The interior of the building was reported as entirely ruined, apart from the rooms rebuilt for Lord Rhondda, and largely unsurveyed. Close to the house are the ruins of a 16th-century dovecote. There is also a continuous range of stone-built barns, probably of the 16th and 17th centuries.

A 2011 site survey provided these specifics as to the condition at that time: "courtyard castle, now derelict and abandoned. Parts are completely ruined, other parts have been partially restored, chiefly the range on the east side of the courtyard ... The main residential block was along the eastern side of the courtyard. This stands largely intact and partially restored. Close to the north side of the castle stands a twentieth century house..."
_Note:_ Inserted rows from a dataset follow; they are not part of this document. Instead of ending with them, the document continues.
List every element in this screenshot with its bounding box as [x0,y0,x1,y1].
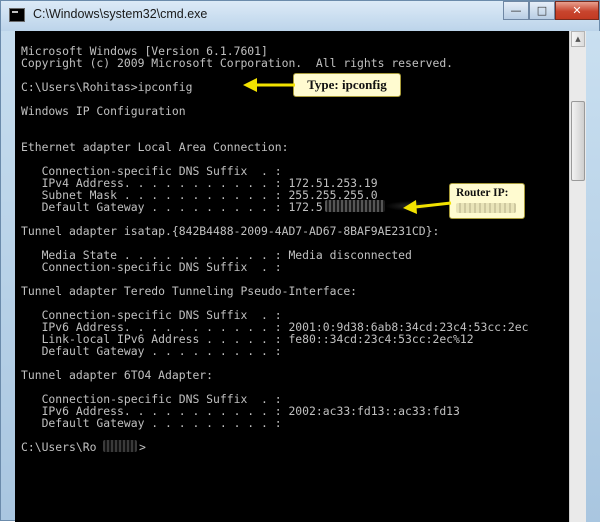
console-line: C:\Users\Ro [21,440,97,454]
console-line: Default Gateway . . . . . . . . . : [21,416,282,430]
prompt-caret: > [139,440,146,454]
scroll-thumb[interactable] [571,101,585,181]
console-line: Ethernet adapter Local Area Connection: [21,140,289,154]
cmd-window: C:\Windows\system32\cmd.exe — □ ✕ Micros… [0,0,600,522]
window-controls: — □ ✕ [503,1,599,21]
console-line: Default Gateway . . . . . . . . . : 172.… [21,200,323,214]
redacted-router-ip [456,203,516,213]
console-line: Connection-specific DNS Suffix . : [21,260,282,274]
console-line: Tunnel adapter isatap.{842B4488-2009-4AD… [21,224,440,238]
vertical-scrollbar[interactable]: ▲ [569,31,586,522]
close-button[interactable]: ✕ [555,1,599,20]
scroll-up-arrow-icon[interactable]: ▲ [571,31,585,47]
console-line: C:\Users\Rohitas>ipconfig [21,80,193,94]
maximize-button[interactable]: □ [529,1,555,20]
title-bar[interactable]: C:\Windows\system32\cmd.exe — □ ✕ [1,1,599,31]
minimize-button[interactable]: — [503,1,529,20]
console-line: Windows IP Configuration [21,104,186,118]
console-line: Tunnel adapter Teredo Tunneling Pseudo-I… [21,284,358,298]
console-line: Default Gateway . . . . . . . . . : [21,344,282,358]
window-title: C:\Windows\system32\cmd.exe [33,7,208,21]
redacted-gateway-tail [385,201,435,211]
window-frame-right [586,31,600,522]
ipconfig-callout: Type: ipconfig [293,73,401,97]
cmd-app-icon [9,8,25,22]
router-ip-callout: Router IP: [449,183,525,219]
router-ip-label: Router IP: [456,187,509,199]
console-output[interactable]: Microsoft Windows [Version 6.1.7601] Cop… [15,31,569,522]
console-line: Copyright (c) 2009 Microsoft Corporation… [21,56,454,70]
redacted-username [103,440,137,452]
console-line: Tunnel adapter 6TO4 Adapter: [21,368,214,382]
redacted-gateway [325,200,385,212]
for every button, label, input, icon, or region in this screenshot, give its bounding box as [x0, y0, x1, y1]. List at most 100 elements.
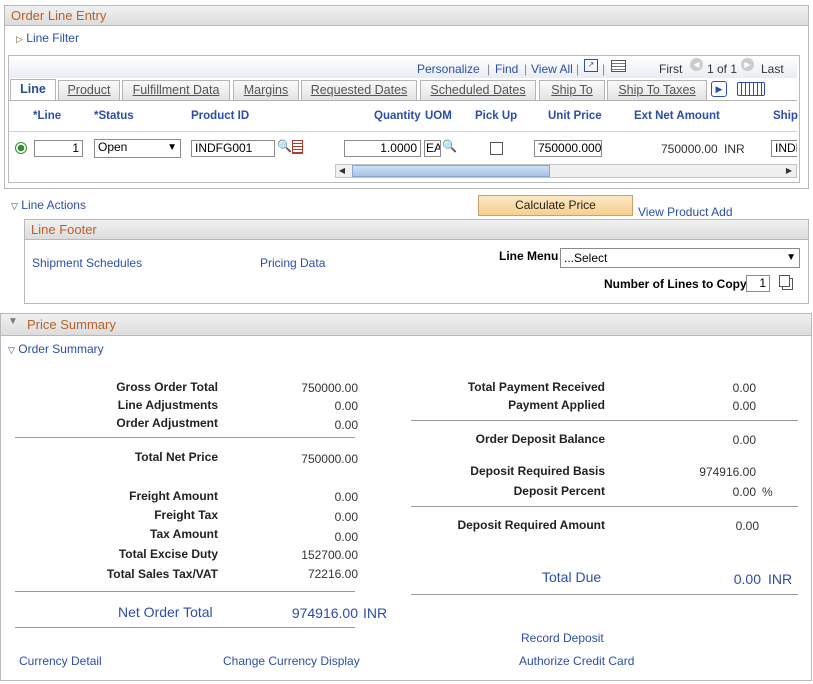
line-menu-value: ...Select	[564, 251, 608, 265]
scroll-right-icon[interactable]: ▶	[783, 165, 795, 177]
col-pick-up: Pick Up	[475, 110, 518, 122]
col-status: *Status	[94, 110, 134, 122]
net-order-total-label: Net Order Total	[118, 604, 213, 620]
net-order-total-value: 974916.00	[291, 605, 358, 621]
payment-applied-label: Payment Applied	[508, 398, 605, 412]
col-uom: UOM	[425, 110, 452, 122]
tab-ship-to-taxes[interactable]: Ship To Taxes	[607, 80, 707, 100]
scroll-left-icon[interactable]: ◀	[336, 165, 348, 177]
tab-product[interactable]: Product	[58, 80, 120, 100]
payment-applied-value: 0.00	[732, 399, 756, 413]
freight-tax-value: 0.00	[334, 510, 358, 524]
order-summary-toggle[interactable]: ▽ Order Summary	[8, 342, 104, 356]
toolbar-sep: |	[524, 62, 528, 76]
price-summary-header	[0, 313, 812, 336]
order-adjustment-value: 0.00	[334, 418, 358, 432]
col-line: *Line	[33, 110, 62, 122]
uom-input[interactable]: EA	[424, 140, 441, 157]
line-footer-header	[24, 219, 809, 240]
chevron-down-icon: ▼	[167, 142, 177, 153]
line-menu-select[interactable]: ...Select ▼	[560, 248, 800, 268]
record-deposit-link[interactable]: Record Deposit	[521, 631, 604, 645]
col-ext-net-amount: Ext Net Amount	[634, 110, 720, 122]
order-line-entry-header	[4, 5, 809, 26]
new-window-icon[interactable]: ↗	[584, 59, 598, 72]
first-label: First	[659, 62, 683, 76]
status-value: Open	[98, 140, 128, 154]
lines-to-copy-input[interactable]: 1	[746, 275, 770, 292]
line-actions-label[interactable]: Line Actions	[21, 198, 86, 212]
total-excise-duty-value: 152700.00	[301, 548, 358, 562]
ship-input[interactable]: INDF	[771, 140, 797, 157]
tab-fulfillment-data[interactable]: Fulfillment Data	[122, 80, 230, 100]
previous-icon[interactable]: ◀	[690, 58, 703, 71]
product-id-input[interactable]: INDFG001	[191, 140, 275, 157]
authorize-credit-card-link[interactable]: Authorize Credit Card	[519, 654, 634, 668]
line-actions-toggle[interactable]: ▽ Line Actions	[11, 198, 86, 212]
uom-lookup-search-icon[interactable]: 🔍	[442, 139, 457, 153]
deposit-required-amount-value: 0.00	[735, 519, 759, 533]
ext-net-amount-value: 750000.00	[661, 142, 718, 156]
status-select[interactable]: Open ▼	[94, 139, 181, 158]
price-summary-collapse-icon[interactable]: ▼	[8, 316, 18, 327]
scrollbar-thumb[interactable]	[352, 165, 550, 177]
order-line-entry-title: Order Line Entry	[11, 8, 107, 23]
shipment-schedules-link[interactable]: Shipment Schedules	[32, 256, 142, 270]
download-grid-icon[interactable]	[611, 60, 626, 72]
product-lookup-search-icon[interactable]: 🔍	[277, 139, 292, 153]
tax-amount-value: 0.00	[334, 530, 358, 544]
toolbar-sep: |	[602, 62, 606, 76]
total-payment-received-value: 0.00	[732, 381, 756, 395]
tab-ship-to[interactable]: Ship To	[539, 80, 605, 100]
show-all-columns-icon[interactable]	[737, 82, 765, 96]
page-info: 1 of 1	[707, 62, 738, 76]
pick-up-checkbox[interactable]	[490, 142, 503, 155]
next-icon[interactable]: ▶	[741, 58, 754, 71]
divider	[15, 627, 355, 628]
col-ship: Ship	[773, 110, 798, 122]
line-footer-title: Line Footer	[31, 222, 97, 237]
tab-scheduled-dates[interactable]: Scheduled Dates	[420, 80, 536, 100]
freight-tax-label: Freight Tax	[154, 508, 218, 522]
tab-line[interactable]: Line	[10, 79, 56, 101]
freight-amount-value: 0.00	[334, 490, 358, 504]
divider	[15, 437, 355, 438]
line-filter-toggle[interactable]: ▷ Line Filter	[16, 31, 79, 45]
pricing-data-link[interactable]: Pricing Data	[260, 256, 325, 270]
order-summary-label[interactable]: Order Summary	[18, 342, 103, 356]
triangle-right-icon: ▷	[16, 34, 23, 44]
quantity-input[interactable]: 1.0000	[344, 140, 421, 157]
line-adjustments-label: Line Adjustments	[117, 398, 218, 412]
total-due-value: 0.00	[733, 571, 761, 587]
gross-order-total-value: 750000.00	[301, 381, 358, 395]
row-select-radio[interactable]	[15, 142, 27, 154]
change-currency-display-link[interactable]: Change Currency Display	[223, 654, 360, 668]
tax-amount-label: Tax Amount	[150, 527, 218, 541]
triangle-down-icon: ▽	[8, 345, 15, 355]
view-product-add-link[interactable]: View Product Add	[638, 205, 733, 219]
currency-detail-link[interactable]: Currency Detail	[19, 654, 102, 668]
line-adjustments-value: 0.00	[334, 399, 358, 413]
tab-requested-dates[interactable]: Requested Dates	[301, 80, 417, 100]
personalize-link[interactable]: Personalize	[417, 62, 480, 76]
find-link[interactable]: Find	[495, 62, 518, 76]
freight-amount-label: Freight Amount	[129, 489, 218, 503]
col-unit-price: Unit Price	[548, 110, 602, 122]
order-deposit-balance-label: Order Deposit Balance	[475, 432, 605, 446]
unit-price-input[interactable]: 750000.000	[534, 140, 602, 157]
calculate-price-button[interactable]: Calculate Price	[478, 195, 633, 216]
deposit-percent-label: Deposit Percent	[513, 484, 605, 498]
total-net-price-value: 750000.00	[301, 452, 358, 466]
divider	[411, 420, 798, 421]
tab-margins[interactable]: Margins	[233, 80, 299, 100]
copy-lines-icon[interactable]	[779, 275, 790, 287]
deposit-required-amount-label: Deposit Required Amount	[457, 518, 605, 532]
line-number-input[interactable]: 1	[34, 140, 83, 157]
view-all-link[interactable]: View All	[531, 62, 573, 76]
deposit-percent-unit: %	[762, 485, 773, 499]
product-detail-icon[interactable]	[292, 140, 303, 154]
total-excise-duty-label: Total Excise Duty	[118, 547, 218, 561]
tab-scroll-right-icon[interactable]: ▶	[711, 81, 727, 97]
line-filter-label[interactable]: Line Filter	[26, 31, 79, 45]
total-sales-tax-value: 72216.00	[307, 567, 358, 581]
The description before sale in 2020 suggested that some restoration had been completed on the property. The former farm house contained three residential flats while a detached bungalow contained another flat.

Pencoed Castle was given Grade II* listed building status on 3 March 1952. The ruins are not open to the public. The castle grounds, which contain evidence of a Tudor terraced garden, are listed at Grade II on the Cadw/ICOMOS Register of Parks and Gardens of Special Historic Interest in Wales.